We have a legacy build infrastructure for nightly builds (implemented in Perl) to compile, link and unit tests our applications/plugins. On Windows, if the unit testing process crashes, this pops up a Modal Dialog which "locks" our build farm.

Is there a way (win32 API call, system config, env var, something...) to disable this behavior to have the child process terminate immediately on crashes, with no Modal Dialog and a non-zero exit status instead?

Thanks, --DD

PS: We compile with SEC (Structured Exception Handling) on Windows, to be able to "catch" crashes using catch (...), therefore avoiding this issue most of the time, but sometime that's not enough, since of course some crashes are not recoverable (if they corrupted the stack for example).

+1  A: 
  1. Do not use the "catch(...)" statement because then you can miss the point of having unit tests.
  2. What you need is a non-modal dialog, since the modal dialogs are for blocking the user from any further actions and the program execution (in your case the unit test runs) hangs up until the user makes his/her choice. Now the crash dialogs can't be avoided, but you need to see how your unit test framework handles these situations. I would say you missed something around the unit testing framework because if I have a crash in my applications I got just a log message about that from the Boost.Test stubs.

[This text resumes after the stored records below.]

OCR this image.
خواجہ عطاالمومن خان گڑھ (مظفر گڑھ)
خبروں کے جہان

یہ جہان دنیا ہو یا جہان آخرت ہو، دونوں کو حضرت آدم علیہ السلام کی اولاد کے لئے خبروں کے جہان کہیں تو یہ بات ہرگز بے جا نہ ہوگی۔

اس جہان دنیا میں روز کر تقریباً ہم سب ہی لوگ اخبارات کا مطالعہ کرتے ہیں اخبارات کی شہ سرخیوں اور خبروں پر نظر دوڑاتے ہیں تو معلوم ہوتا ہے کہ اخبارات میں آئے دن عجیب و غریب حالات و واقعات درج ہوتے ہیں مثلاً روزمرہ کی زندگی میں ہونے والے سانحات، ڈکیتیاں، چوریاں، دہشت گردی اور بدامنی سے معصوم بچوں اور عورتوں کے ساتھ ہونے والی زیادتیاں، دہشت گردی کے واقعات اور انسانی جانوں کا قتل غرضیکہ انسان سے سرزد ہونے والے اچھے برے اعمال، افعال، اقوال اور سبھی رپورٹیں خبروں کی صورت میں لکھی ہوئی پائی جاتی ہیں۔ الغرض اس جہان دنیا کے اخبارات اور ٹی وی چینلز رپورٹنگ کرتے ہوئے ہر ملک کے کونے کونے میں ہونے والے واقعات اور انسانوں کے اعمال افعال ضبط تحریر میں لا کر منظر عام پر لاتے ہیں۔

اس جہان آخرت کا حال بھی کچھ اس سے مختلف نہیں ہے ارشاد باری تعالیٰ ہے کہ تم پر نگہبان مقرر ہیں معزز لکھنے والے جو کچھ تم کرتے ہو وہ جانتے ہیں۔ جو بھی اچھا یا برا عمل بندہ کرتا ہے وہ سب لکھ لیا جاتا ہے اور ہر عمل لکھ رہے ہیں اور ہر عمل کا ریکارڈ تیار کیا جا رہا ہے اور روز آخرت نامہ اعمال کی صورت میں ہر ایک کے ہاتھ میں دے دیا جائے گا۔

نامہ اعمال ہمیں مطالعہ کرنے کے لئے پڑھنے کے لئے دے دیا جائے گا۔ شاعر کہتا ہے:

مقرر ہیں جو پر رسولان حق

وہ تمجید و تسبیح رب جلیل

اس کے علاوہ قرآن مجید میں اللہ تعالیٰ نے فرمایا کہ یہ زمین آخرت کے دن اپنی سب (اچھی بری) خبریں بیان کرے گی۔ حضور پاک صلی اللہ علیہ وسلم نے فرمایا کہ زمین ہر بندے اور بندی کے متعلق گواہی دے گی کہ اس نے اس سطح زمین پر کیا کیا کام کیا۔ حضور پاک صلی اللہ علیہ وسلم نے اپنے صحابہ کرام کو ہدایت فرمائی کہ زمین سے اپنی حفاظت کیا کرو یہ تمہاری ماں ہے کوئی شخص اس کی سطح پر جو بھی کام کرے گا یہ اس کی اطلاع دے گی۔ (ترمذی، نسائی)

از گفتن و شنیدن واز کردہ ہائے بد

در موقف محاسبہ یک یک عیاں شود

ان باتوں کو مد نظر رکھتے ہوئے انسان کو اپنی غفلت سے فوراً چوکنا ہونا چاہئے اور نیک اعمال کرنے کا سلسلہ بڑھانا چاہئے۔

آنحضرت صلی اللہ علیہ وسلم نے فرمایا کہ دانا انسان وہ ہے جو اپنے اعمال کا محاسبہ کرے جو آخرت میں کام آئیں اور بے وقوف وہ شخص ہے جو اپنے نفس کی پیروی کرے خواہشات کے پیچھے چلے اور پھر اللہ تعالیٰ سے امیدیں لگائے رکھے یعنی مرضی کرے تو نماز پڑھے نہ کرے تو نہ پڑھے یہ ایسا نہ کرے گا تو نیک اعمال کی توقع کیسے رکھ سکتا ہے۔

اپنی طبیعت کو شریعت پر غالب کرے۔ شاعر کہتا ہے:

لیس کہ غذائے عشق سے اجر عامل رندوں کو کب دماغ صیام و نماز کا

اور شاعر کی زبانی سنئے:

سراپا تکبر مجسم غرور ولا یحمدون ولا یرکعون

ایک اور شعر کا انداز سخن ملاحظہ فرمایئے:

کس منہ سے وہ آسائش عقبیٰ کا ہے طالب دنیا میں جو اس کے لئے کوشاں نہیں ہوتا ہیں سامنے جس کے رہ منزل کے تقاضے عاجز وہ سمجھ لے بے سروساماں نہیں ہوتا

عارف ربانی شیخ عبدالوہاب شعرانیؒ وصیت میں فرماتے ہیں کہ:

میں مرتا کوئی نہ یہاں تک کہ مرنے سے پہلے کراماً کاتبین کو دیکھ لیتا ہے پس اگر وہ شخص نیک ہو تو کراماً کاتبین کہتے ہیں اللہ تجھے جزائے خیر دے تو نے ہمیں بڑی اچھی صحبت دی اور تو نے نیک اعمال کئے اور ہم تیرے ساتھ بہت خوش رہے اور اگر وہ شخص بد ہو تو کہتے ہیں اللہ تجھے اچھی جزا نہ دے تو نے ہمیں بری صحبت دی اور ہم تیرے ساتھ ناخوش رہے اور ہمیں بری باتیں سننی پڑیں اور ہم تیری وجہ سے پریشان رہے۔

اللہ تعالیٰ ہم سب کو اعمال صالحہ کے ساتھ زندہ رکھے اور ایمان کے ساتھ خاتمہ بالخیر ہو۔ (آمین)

If you run your unit tests as a child process it shouldn't block your build bot, BUT: if a unit test case fails, you shouldn't continue the building process in my opinion.

progician
A: 

Hi,

You can use WSH to "script" your windows.

With it you can "simulate" that somebody clicked on the "Accept" button of the modal window, or send the ESC key to close that.

Regards.

ATorras
+2  A: 

You need to add an 'unhandled exception handler' that catches all exceptions: put a call to SetUnhandledExceptionFilter(handler) in your initialisation code and it'll call the handler routine. Really simple.

I use sample code from an old article, include a file called minidumper, call the exposed function, and you're done.

Here's some more example code, this pops a different dialog, but you can change that to simply write a message to a log file or similar.

If you're writing a pure .NET app, then you'll be more interested in this article.

gbjbaanb
+3  A: 

Depending on who's throwing the dialog, you may have to combine multiple approaches.

    SetErrorMode(SEM_FAILCRITICALERRORS);
    SetErrorMode(SEM_NOGPFAULTERRORBOX);

...will shut up one set of dialogs.

Dewayne Christensen
A: 

I still use an old program called RTVReco. It's just a button pushing app, and very easy to use. It hasn't been updated in a while, but it's still the easiest one I've seen.